Aphra Behn: A Secret Life by Janet Todd illuminates the life of a fascinating 17th-century woman
Janet Todd’s masterly biography of the first professional lady of letters has been reissued by Fentum Press 21 years after it originally appeared. In the intervening years Behn has become a regular feature of many English degrees. I asked the author how she feels Aphra Behn’s critical reputation has changed and one of the things Janet Todd is wary of is that on many English courses Behn is often examined without sufficient reference to her cultural and historical context. “She is securely taught in many universities now, in women’s and post-colonial studies and where Restoration literature is a course within an English degree. Only in the last is she put firmly within her historical and literary context. Critical work has tended to concentrate on The Rover and Oroonoko, discussing issues of interest to us now and often finding modern ideas of gender, race and class in her work rather than teasing out her meanings within her historical frame.”
Literary biographies are a fascinating read because they give us a new insight into the author’s works; in this case however Todd uses Behn’s works to open a window onto her life. Documentary evidence for Behn is scant but Todd’s research is painstaking.
Born Aphra Johnson in Kent in 1640, very little is known of her early years but Todd teases out family connections to Thomas Colepeper and through him to Lord Strangford and Lady Sunderland, which may account for Behn’s literary education. Certainly she was fluent in French and well versed in the classics.
She served as a spy for the court of Charles II in the 1660s through her connection to Thomas Killigrew: spy master, theatre manager and dramatist, but Todd is meticulous in putting together the puzzle of Behn’s activities throughout these years. She gives us a clearer picture of an adventurous young woman with an eye for detail and a fascination for learning and culture who had enough daring, wit and courage to take the risks necessary for the life of a spy and of course in pursuit of payment as well as excitement. Behn’s most famous novel and certainly the one that is most popular on undergraduate courses, Oroonko contains such a wealth of detail of the colony of Surinam and its inhabitants that she must have visited. Todd puts together the connections that took her there and the timeline of her travels. Using the settings of her fictional works, Todd is able to piece together an astounding tale of a woman who acted as an English agent in a variety of European cities. However spying was not a lucrative profession and Behn soon fell into debt. She returned to London to petition the King for payment to clear the debts she had incurred in his service but with payment not forthcoming she was arrested and spent time in debtor’s prison.

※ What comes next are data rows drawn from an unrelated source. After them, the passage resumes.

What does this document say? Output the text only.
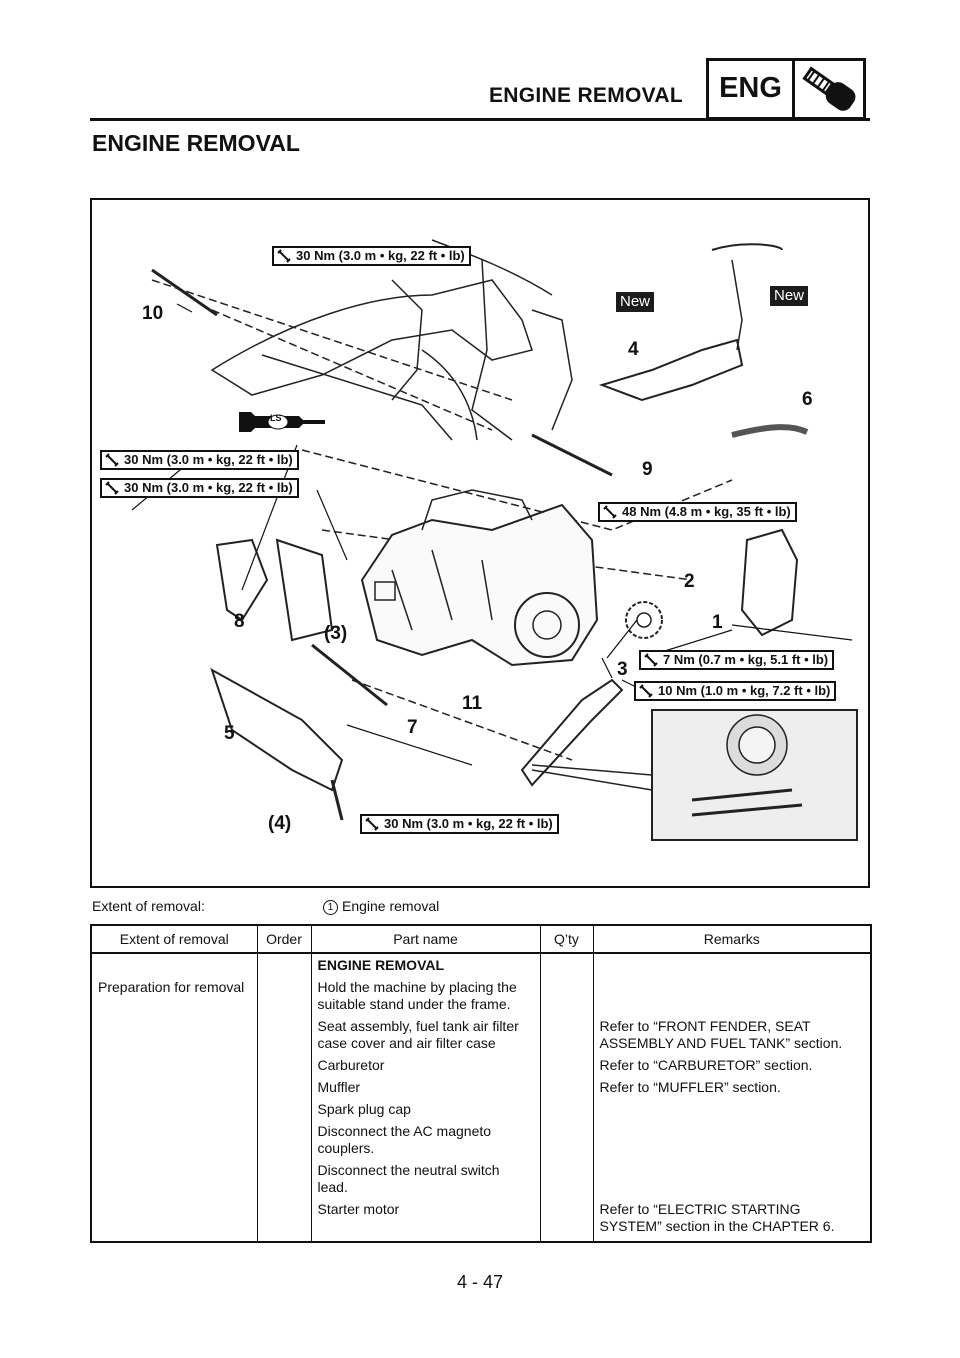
ENGINE REMOVAL	ENG
ENGINE REMOVAL
10
4
6
9
2
8
(3)
1
3
11
5	7
(4)
New	New
LS
30 Nm (3.0 m • kg, 22 ft • lb)
30 Nm (3.0 m • kg, 22 ft • lb)
30 Nm (3.0 m • kg, 22 ft • lb)
48 Nm (4.8 m • kg, 35 ft • lb)
7 Nm (0.7 m • kg, 5.1 ft • lb)
10 Nm (1.0 m • kg, 7.2 ft • lb)
30 Nm (3.0 m • kg, 22 ft • lb)
Extent of removal:	1 Engine removal
Extent of removal	Order	Part name	Q’ty	Remarks
		ENGINE REMOVAL		
Preparation for removal		Hold the machine by placing the suitable stand under the frame.		
		Seat assembly, fuel tank air filter case cover and air filter case		Refer to “FRONT FENDER, SEAT ASSEMBLY AND FUEL TANK” section.
		Carburetor		Refer to “CARBURETOR” section.
		Muffler		Refer to “MUFFLER” section.
		Spark plug cap		
		Disconnect the AC magneto couplers.		
		Disconnect the neutral switch lead.		
		Starter motor		Refer to “ELECTRIC STARTING SYSTEM” section in the CHAPTER 6.
4 - 47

Determined to earn her living by her pen, she worked as a scribe for both The King’s Company and The Duke’s Company, she translated works from French and began to write her own poetry, plays and prose. She had a number of her plays performed throughout the 1670s and 1680s including The Forc’d Marriage and The Rover and they helped to cement her reputation as a wit. Behn used her plays as a channel to attack those whose politics she disagreed with, often lampooning public figures, but they also display her interest in women’s lives and the obstacles they face, in love, marriage and the games that men and women play. In the 1680s Behn began to publish prose pieces and Love Letters Between a Nobleman and his Sister is one of the earliest novels in English. Behn wrote a great deal of erotic fiction and her open and unembarrassed attitude to sex and the female body made her unpopular in the prudish Victorian era. Her reputation was rebuilt by a number of scholars in the 20th century and certainly Janet Todd’s is the most detailed and informative biography we have. I asked Todd if she would change anything were she writing the book today.
“I would apologise less for being speculative than I did then. I made it clear where I was speculating and I grounded my theories on what was already known but I would now make more positive claims for what I was doing. Biography-writing has developed in recent years … When revising the book, I wondered about cutting some historical context, but decided against it. Behn’s life is so rich, so multifaceted and embedded in other lives, that I think she needs to live in quite a fat book.”
Aphra Behn is acknowledged as an important part of the Restoration literary scene but Todd believes that her contribution to the creation of the novel is yet to be widely accepted. “I believe she should be held in as much critical esteem as an innovator and pioneer—but there is a long way to go …” but Todd is confident that scholarly study of Behn is improving. “A recent large British grant supporting study by a group of academics on Aphra Behn is likely to produce detailed scholarly work, especially about sources and historical links. This in turn will undoubtedly lead to further and more illuminating critical assessments. But not yet. For the present I must admit that Aphra Behn hasn’t become quite as famous as I expected. Maybe in another 25 years.”
Aphra Behn lived a life as full, as exciting, and in many ways as scandalous as any heroine, and whether you are in search of a biography of a fascinating woman or one of a hugely influential writer or seek a window onto the political, literary and cultural landscape of Restoration England you will find all three in this page-turning book.